優しげな、寂しげな…何とも言えない、深い想いがあるような、表情の。
その顔は。
良くしてくれる兄上と。
同じ顔。
………………もうひとりの兄王子。
腹違いの。
…確かに、兄上や城の皆が言っている通り。
瓜二つと言えるその顔。
けれど何かが、違って見えて。
…それは別人なのだから、違うのは当然なのだろうが。
違うにしても。
ひどく、引っ掛かる。
…ミカエラの鋭い勘が、何かを訴えてくる。
けれど。
哀しさと、優しさに満ちた表情と、この歌は。
何なのだろう。
…とも思う。
■■■
赤い髪が揺れる。
彼の瞳が、垣根の向こう、ふと、去ろうとする長く伸ばした銀の髪の先を捉えた。
僅かな、残像。
そこに居ただろう、銀髪の持ち主。
スピネルは目を険しくし、歌を止めた。
――誰だ。
咄嗟に思うが、異様な気配の無さと悪意の無さから導き出された答えがひとつ。
悪意が無い――即ち、殆ど自分を知らない相手――ならば本来、城に居る人間では無い。
それでいて気配を完璧にまで消す事の出来る人間。
銀髪。
…兄王子のものであった『魂喰いの魔剣』の呪いを受け、今は暗殺者として生きている筈の、妹王女――ミカエラ?

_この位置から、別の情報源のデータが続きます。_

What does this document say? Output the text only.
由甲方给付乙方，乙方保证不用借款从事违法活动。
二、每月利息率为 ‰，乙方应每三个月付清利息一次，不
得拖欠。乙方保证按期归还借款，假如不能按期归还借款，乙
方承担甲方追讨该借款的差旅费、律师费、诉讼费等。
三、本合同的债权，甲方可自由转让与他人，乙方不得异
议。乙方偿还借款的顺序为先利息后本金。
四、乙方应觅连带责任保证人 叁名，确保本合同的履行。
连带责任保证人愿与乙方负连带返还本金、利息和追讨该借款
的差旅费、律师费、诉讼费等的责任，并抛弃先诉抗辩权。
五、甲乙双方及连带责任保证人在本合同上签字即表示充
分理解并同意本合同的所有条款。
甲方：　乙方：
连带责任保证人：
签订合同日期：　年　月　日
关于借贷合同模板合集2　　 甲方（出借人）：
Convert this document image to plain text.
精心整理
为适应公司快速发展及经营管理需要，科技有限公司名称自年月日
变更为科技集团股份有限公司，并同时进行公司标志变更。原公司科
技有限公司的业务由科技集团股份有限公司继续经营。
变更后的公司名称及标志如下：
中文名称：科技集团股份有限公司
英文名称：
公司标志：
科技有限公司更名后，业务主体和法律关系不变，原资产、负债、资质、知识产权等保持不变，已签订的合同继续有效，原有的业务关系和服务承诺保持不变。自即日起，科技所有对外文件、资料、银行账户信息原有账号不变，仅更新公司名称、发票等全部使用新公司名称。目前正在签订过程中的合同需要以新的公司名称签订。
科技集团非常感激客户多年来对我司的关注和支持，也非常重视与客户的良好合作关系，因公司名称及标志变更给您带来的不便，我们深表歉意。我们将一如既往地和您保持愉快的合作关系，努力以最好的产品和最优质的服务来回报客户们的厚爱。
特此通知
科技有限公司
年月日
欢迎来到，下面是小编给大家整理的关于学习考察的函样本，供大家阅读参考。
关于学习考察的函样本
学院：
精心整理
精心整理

その身に流れる同じ血故か、スピネルの中から導き出されるその答え。
…けれど追う気も何も無い。
城を追われたあの女ならば、どうと言う事も無いだろう。
俺の事などろくに知らない筈だし。
…ああ、この顔で、俺が誰だかはわかるか。
それでもまぁ、どうでも良い事に変わりは無い。
俺の邪魔をする事さえしなければ。
結局、スピネルは殆ど気にしないまま、再びオルレシアの花を見、寂しげな微笑みを。
………………そんな、静か過ぎる兄妹の出逢い――すれ違いは、ほんのひとときの事で。
後は、互いの運命の時に至るまで――二度と交差する事は無く。